The average ransom fee skyrocketed more than 500% between 2023 and 2024, with the average recovery from an attack costing $2.73 million in 2024.
Ransomware attacks can cause significant financial losses due to system downtime. In 2023, businesses experienced an average of 136 hours (17 business days) of operational disruption following a ransomware attack, impacting productivity and revenue.
A strong cyber policy should cover ransom payments, system restoration, legal support and financial fraud, including social engineering, and spoofing. “These protections are essential as ransomware and cyber extortion can cripple operations and damage reputations,” Yoast adds.
As the cyber insurance market remains competitive, businesses are benefiting from improved pricing and policy enhancements.
“The value proposition for cyber insurance remains extremely high,” Tifft explains. “It’s a classic low-frequency, high-severity risk. More businesses are recognizing that the cost of a cyber policy is far lower than the potential financial and reputational damage from an attack.”
However, while pricing remains favorable, some businesses may still struggle with prioritizing cyber insurance over other budgetary concerns, says Yoast. “For many SMEs, cyber insurance is still seen as a ‘nice-to-have’ rather than a must-have,” she says. “With economic uncertainty, businesses are carefully allocating budgets. But cutting back on cyber insurance could be a costly mistake.” Data shows that more than 75% of small businesses won’t continue operating if they were hit with ransomware.
For businesses that invest in cybersecurity measures – such as strong IT controls, employee training, and incident response planning – insurers are offering better policy terms. “The market is rewarding businesses that take cyber risk seriously,” says Yoast.
As cyber threats grow more sophisticated over the next 12 months, small businesses should be looking for more than just traditional financial protection from their cyber insurance provider – they need a partner in proactive risk mitigation.
“It will become increasingly essential for insurance coverage to integrate cybersecurity tools and support services, helping businesses strengthen their defenses before an attack occurs,” says Sarah Douek, Head of BOXX USA Underwriting.
Experts recommend that small businesses ensure their cyber insurance policies go beyond standard coverage and offer proactive support, such as:
Looking ahead, the cyber insurance market will continue evolving as AI, quantum computing and emerging cyber threats reshape coverage expectations.

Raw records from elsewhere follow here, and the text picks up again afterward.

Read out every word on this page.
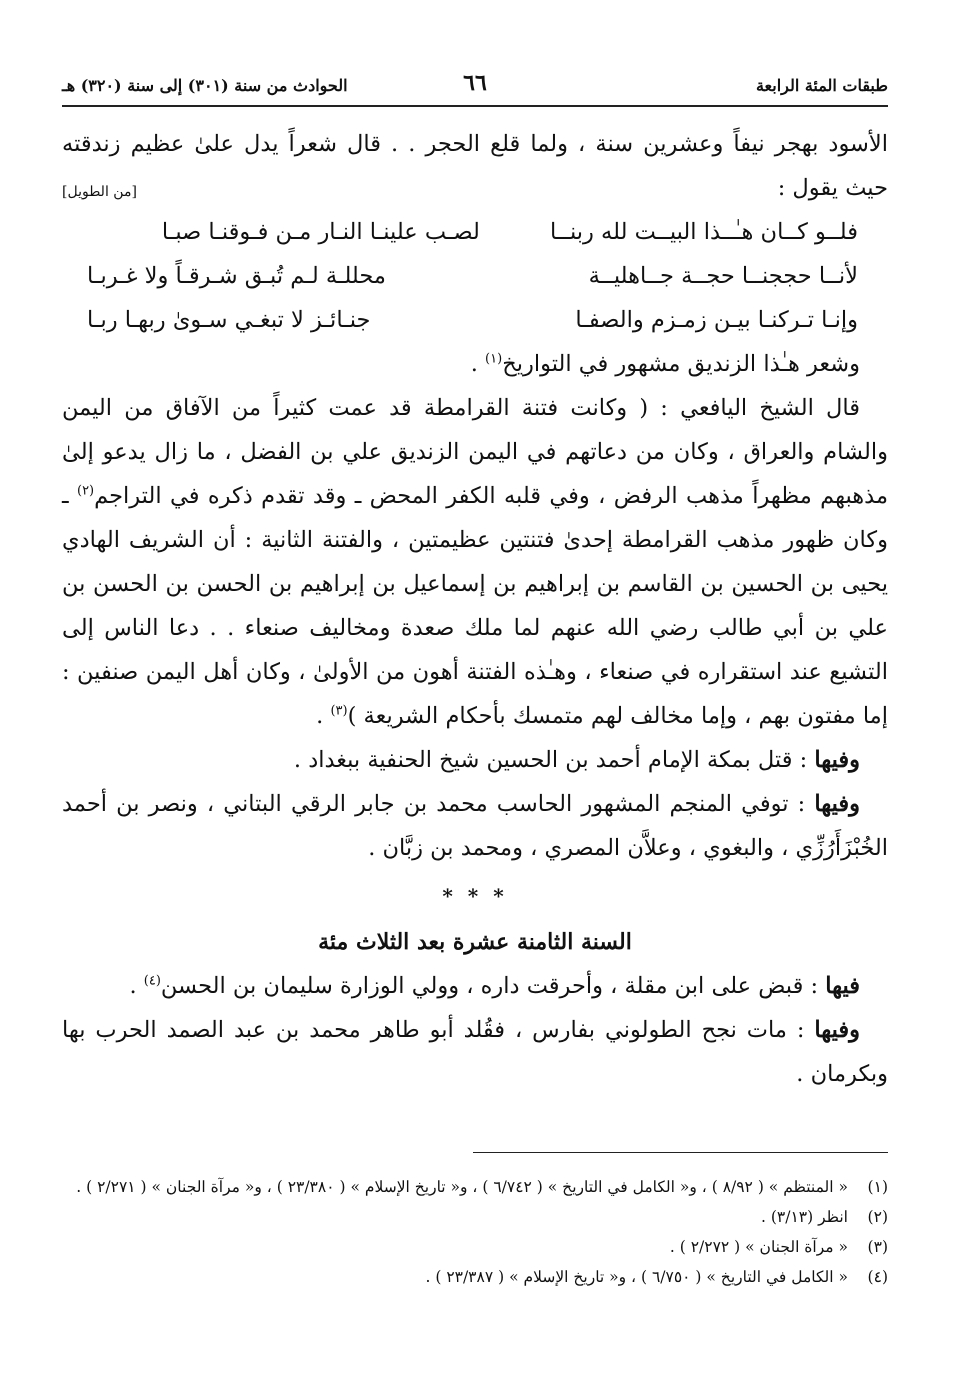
طبقات المئة الرابعة
٦٦
الحوادث من سنة (٣٠١) إلى سنة (٣٢٠) هـ

الأسود بهجر نيفاً وعشرين سنة ، ولما قلع الحجر . . قال شعراً يدل علىٰ عظيم زندقته حيث يقول :
[من الطويل]

فلــو كــان هـٰــذا البيــت لله ربنــا
لصـب علينـا النـار مـن فـوقنـا صبـا
لأنــا حججنــا حجــة جــاهليــة
محللـة لـم تُبـق شـرقـاً ولا غـربـا
وإنـا تـركنـا بيـن زمـزم والصفـا
جنـائـز لا تبغـي سـوىٰ ربهـا ربـا

وشعر هـٰذا الزنديق مشهور في التواريخ$^{(١)}$ .

قال الشيخ اليافعي : ( وكانت فتنة القرامطة قد عمت كثيراً من الآفاق من اليمن والشام والعراق ، وكان من دعاتهم في اليمن الزنديق علي بن الفضل ، ما زال يدعو إلىٰ مذهبهم مظهراً مذهب الرفض ، وفي قلبه الكفر المحض ـ وقد تقدم ذكره في التراجم$^{(٢)}$ ـ وكان ظهور مذهب القرامطة إحدىٰ فتنتين عظيمتين ، والفتنة الثانية : أن الشريف الهادي يحيى بن الحسين بن القاسم بن إبراهيم بن إسماعيل بن إبراهيم بن الحسن بن الحسن بن علي بن أبي طالب رضي الله عنهم لما ملك صعدة ومخاليف صنعاء . . دعا الناس إلى التشيع عند استقراره في صنعاء ، وهـٰذه الفتنة أهون من الأولىٰ ، وكان أهل اليمن صنفين : إما مفتون بهم ، وإما مخالف لهم متمسك بأحكام الشريعة )$^{(٣)}$ .

وفيها : قتل بمكة الإمام أحمد بن الحسين شيخ الحنفية ببغداد .

وفيها : توفي المنجم المشهور الحاسب محمد بن جابر الرقي البتاني ، ونصر بن أحمد الخُبْزَأَرُزِّي ، والبغوي ، وعلاَّن المصري ، ومحمد بن زبَّان .

* * *
السنة الثامنة عشرة بعد الثلاث مئة

فيها : قبض على ابن مقلة ، وأحرقت داره ، وولي الوزارة سليمان بن الحسن$^{(٤)}$ .

وفيها : مات نجح الطولوني بفارس ، فقُلد أبو طاهر محمد بن عبد الصمد الحرب بها وبكرمان .

(١)
« المنتظم » ( ٨/٩٢ ) ، و« الكامل في التاريخ » ( ٦/٧٤٢ ) ، و« تاريخ الإسلام » ( ٢٣/٣٨٠ ) ، و« مرآة الجنان » ( ٢/٢٧١ ) .
(٢)
انظر (٣/١٣) .
(٣)
« مرآة الجنان » ( ٢/٢٧٢ ) .
(٤)
« الكامل في التاريخ » ( ٦/٧٥٠ ) ، و« تاريخ الإسلام » ( ٢٣/٣٨٧ ) .
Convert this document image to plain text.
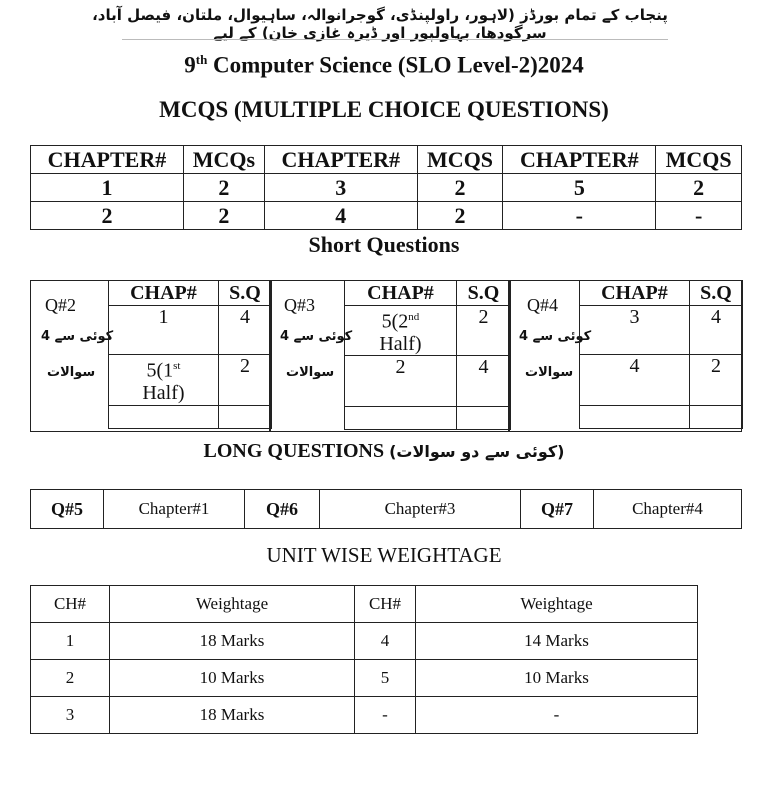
پنجاب کے تمام بورڈز (لاہور، راولپنڈی، گوجرانوالہ، ساہیوال، ملتان، فیصل آباد، سرگودھا، بہاولپور اور ڈیرہ غازی خان) کے لیے
9th Computer Science (SLO Level-2)2024
MCQS (MULTIPLE CHOICE QUESTIONS)
CHAPTER#	MCQs	CHAPTER#	MCQS	CHAPTER#	MCQS
1	2	3	2	5	2
2	2	4	2	-	-
Short Questions
Q#2
کوئی سے 4
سوالات
CHAP#	S.Q
1	4
5(1st
Half)	2

Q#3
کوئی سے 4
سوالات
CHAP#	S.Q
5(2nd
Half)	2
2	4

Q#4
کوئی سے 4
سوالات
CHAP#	S.Q
3	4
4	2

LONG QUESTIONS (کوئی سے دو سوالات)
Q#5	Chapter#1	Q#6	Chapter#3	Q#7	Chapter#4
UNIT WISE WEIGHTAGE
CH#	Weightage	CH#	Weightage
1	18 Marks	4	14 Marks
2	10 Marks	5	10 Marks
3	18 Marks	-	-
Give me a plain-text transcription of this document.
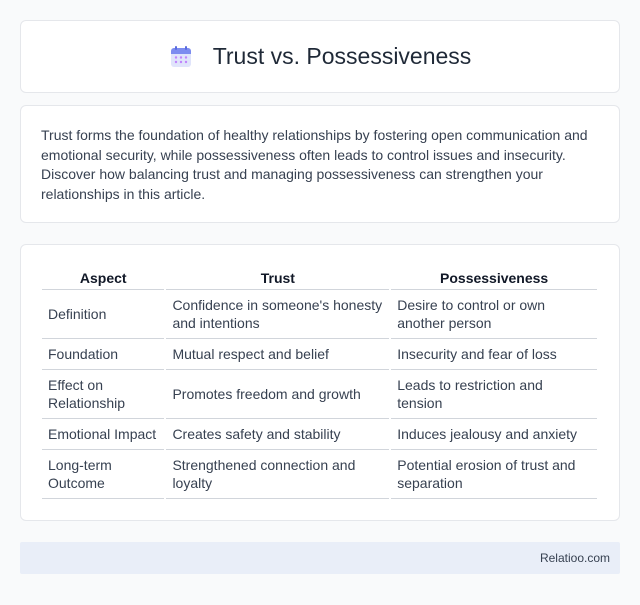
Trust vs. Possessiveness

Trust forms the foundation of healthy relationships by fostering open communication and emotional security, while possessiveness often leads to control issues and insecurity. Discover how balancing trust and managing possessiveness can strengthen your relationships in this article.

Aspect	Trust	Possessiveness
Definition	Confidence in someone's honesty and intentions	Desire to control or own another person
Foundation	Mutual respect and belief	Insecurity and fear of loss
Effect on Relationship	Promotes freedom and growth	Leads to restriction and tension
Emotional Impact	Creates safety and stability	Induces jealousy and anxiety
Long-term Outcome	Strengthened connection and loyalty	Potential erosion of trust and separation
Relatioo.com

“For small businesses, access to cybersecurity tools, training and expert advice through their insurer can be a game-changer,” says Erik Tifft.
“Cyber insurance isn’t just about responding to threats—it’s about building digital resilience,” adds Christyn Yoast. “Businesses that invest in cybersecurity, stay informed and choose insurers that offer proactive risk management and incident response services, will be best positioned to thrive.”
With cyber threats growing more sophisticated, complacency isn’t an option. Understanding cyber policy trends and leveraging strong security controls are key to staying protected in 2025 and beyond.